Technology

Research Partnership For Solar Foil

HyET Solar & TU Delft Enter Research Contract For Lightweight, Flexible, Thin-Film Powerfoil

Anu Bhambhani
  • HyET and TU Delft join hands for a 4-year research project to intensify work on Powerfoil technology
  • TU Delft said new materials, device architectures and processing steps developed by the university will be applied in current and future production lines at HyET Solar
  • The Dutch company is planning a new production facility in Arnhem with 40 MW annual capacity to produce Powerfoil

Green energy technology company High Yield Energy Technologies (HyET) Group from the Netherlands has entered a 4-year research contract with Delft University of Technology (TU Delft) to work on introducing flexible, thin-film silicon solar PV technology in the form of a foil, called Powerfoil.

HyET Group has Fortescue Future Industries (FFI) of Australia as 60% stakeholder. In December 2021, both the companies started a design study for a Powerfoil fab with 1 GW capacity to be set up in Australia (see FFI Acquires Majority Stake In Dutch HyET Group).

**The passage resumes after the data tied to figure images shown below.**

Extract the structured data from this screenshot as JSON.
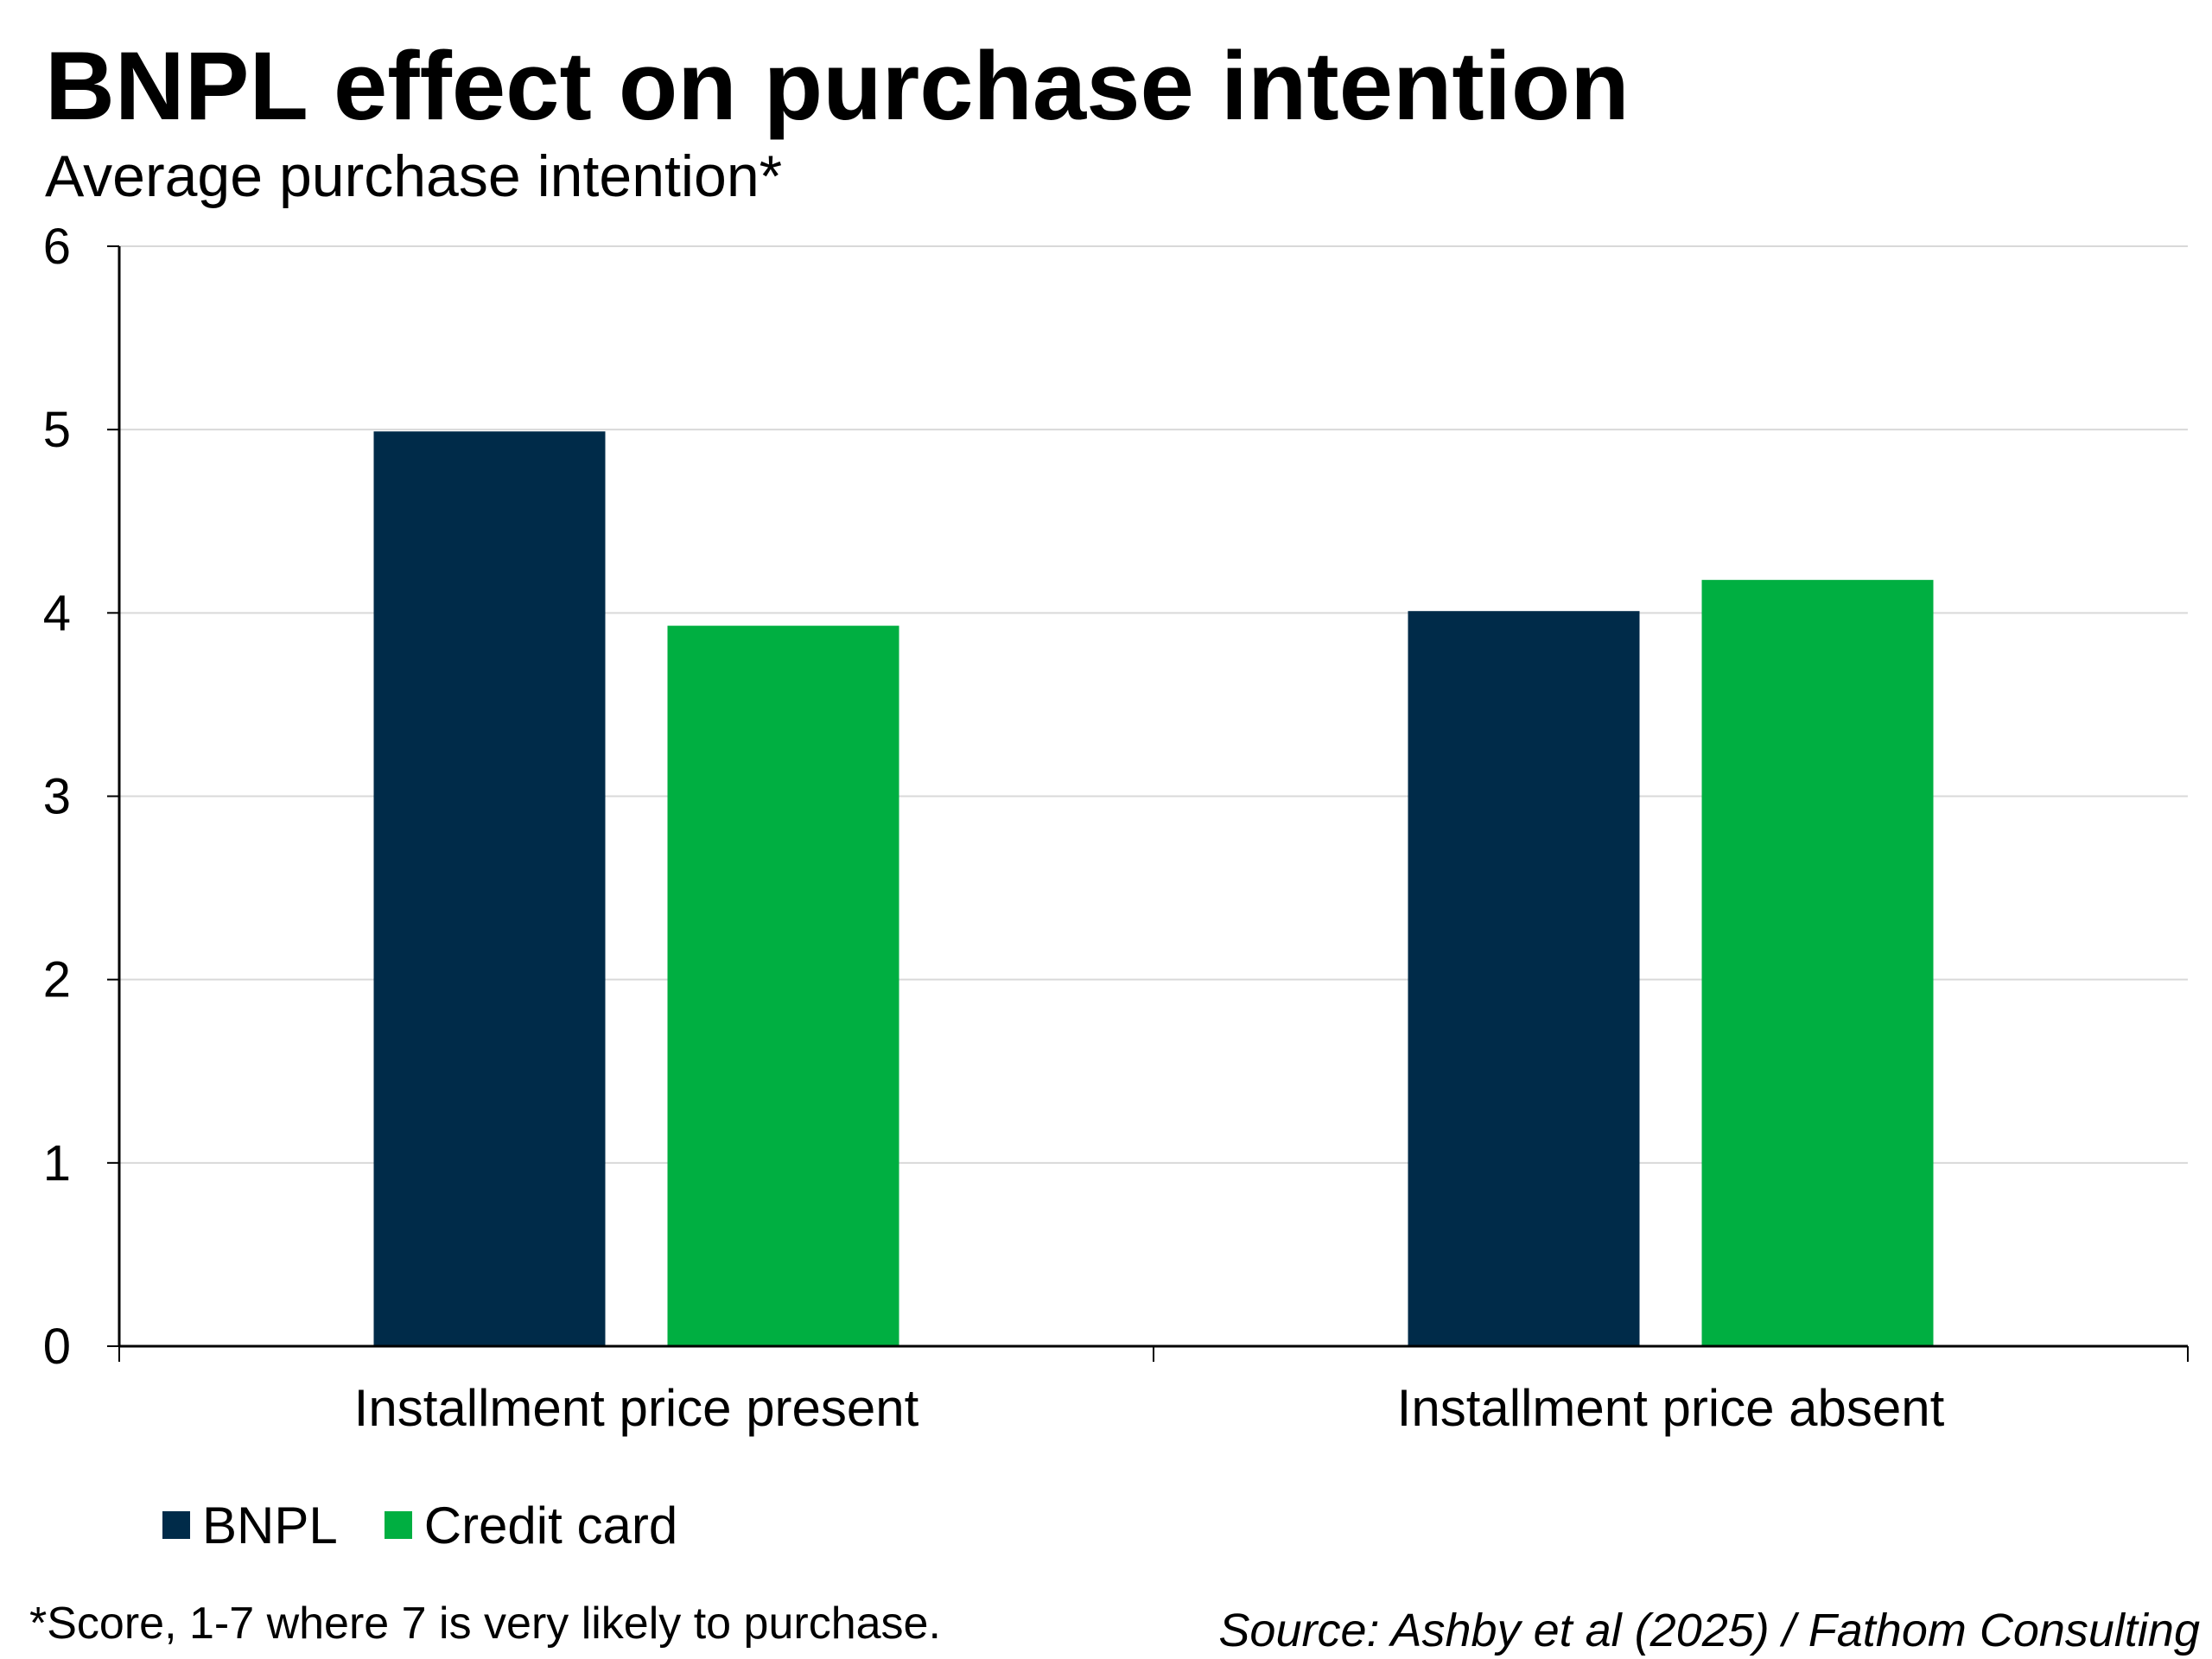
{
  "title": "BNPL effect on purchase intention",
  "subtitle": "Average purchase intention*",
  "footnote": "*Score, 1-7 where 7 is very likely to purchase.",
  "source": "Source: Ashby et al (2025) / Fathom Consulting",
  "chart_data": {
    "type": "bar",
    "title": "BNPL effect on purchase intention",
    "subtitle": "Average purchase intention*",
    "categories": [
      "Installment price present",
      "Installment price absent"
    ],
    "series": [
      {
        "name": "BNPL",
        "color": "#002B49",
        "values": [
          4.99,
          4.01
        ]
      },
      {
        "name": "Credit card",
        "color": "#00AF41",
        "values": [
          3.93,
          4.18
        ]
      }
    ],
    "ylim": [
      0,
      6
    ],
    "yticks": [
      "0",
      "1",
      "2",
      "3",
      "4",
      "5",
      "6"
    ],
    "grid": true,
    "legend_position": "bottom-left"
  }
}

Meanwhile, HyET Solar plans to build a new production facility in Arnhem with 40 MW annual capacity. The company says deploying roll-to-roll production process, it can shell our up to 30-meter long solar modules and its shape can be customized. Powerfoil can open up new markets for solar energy deployment that cannot be served by existing inflexible and heavy glass panels.

"New materials, device architectures and processing steps developed in our university lab will soon be applied in current and future production lines at HyET Solar," said Professor Arno Smets of TU Delft.

HyET Solar says it has developed a proprietary production process to produce lightweight and thin film solar cells on long foil substrates in a number of roll-to-roll steps. Along with making the manufacturing process simpler and easier, the end product can be used for utility scale, industrial as well as residential applications.

The current efficiency of Powerfoil can go up to 12% with 2 active layers of amorphous/microcrystalline Si in tandem junction, but according to HyET's roadmap, it aims to produce triple junction product with an efficiency of 26% using amorphous/microcrystalline/SiGe configuration.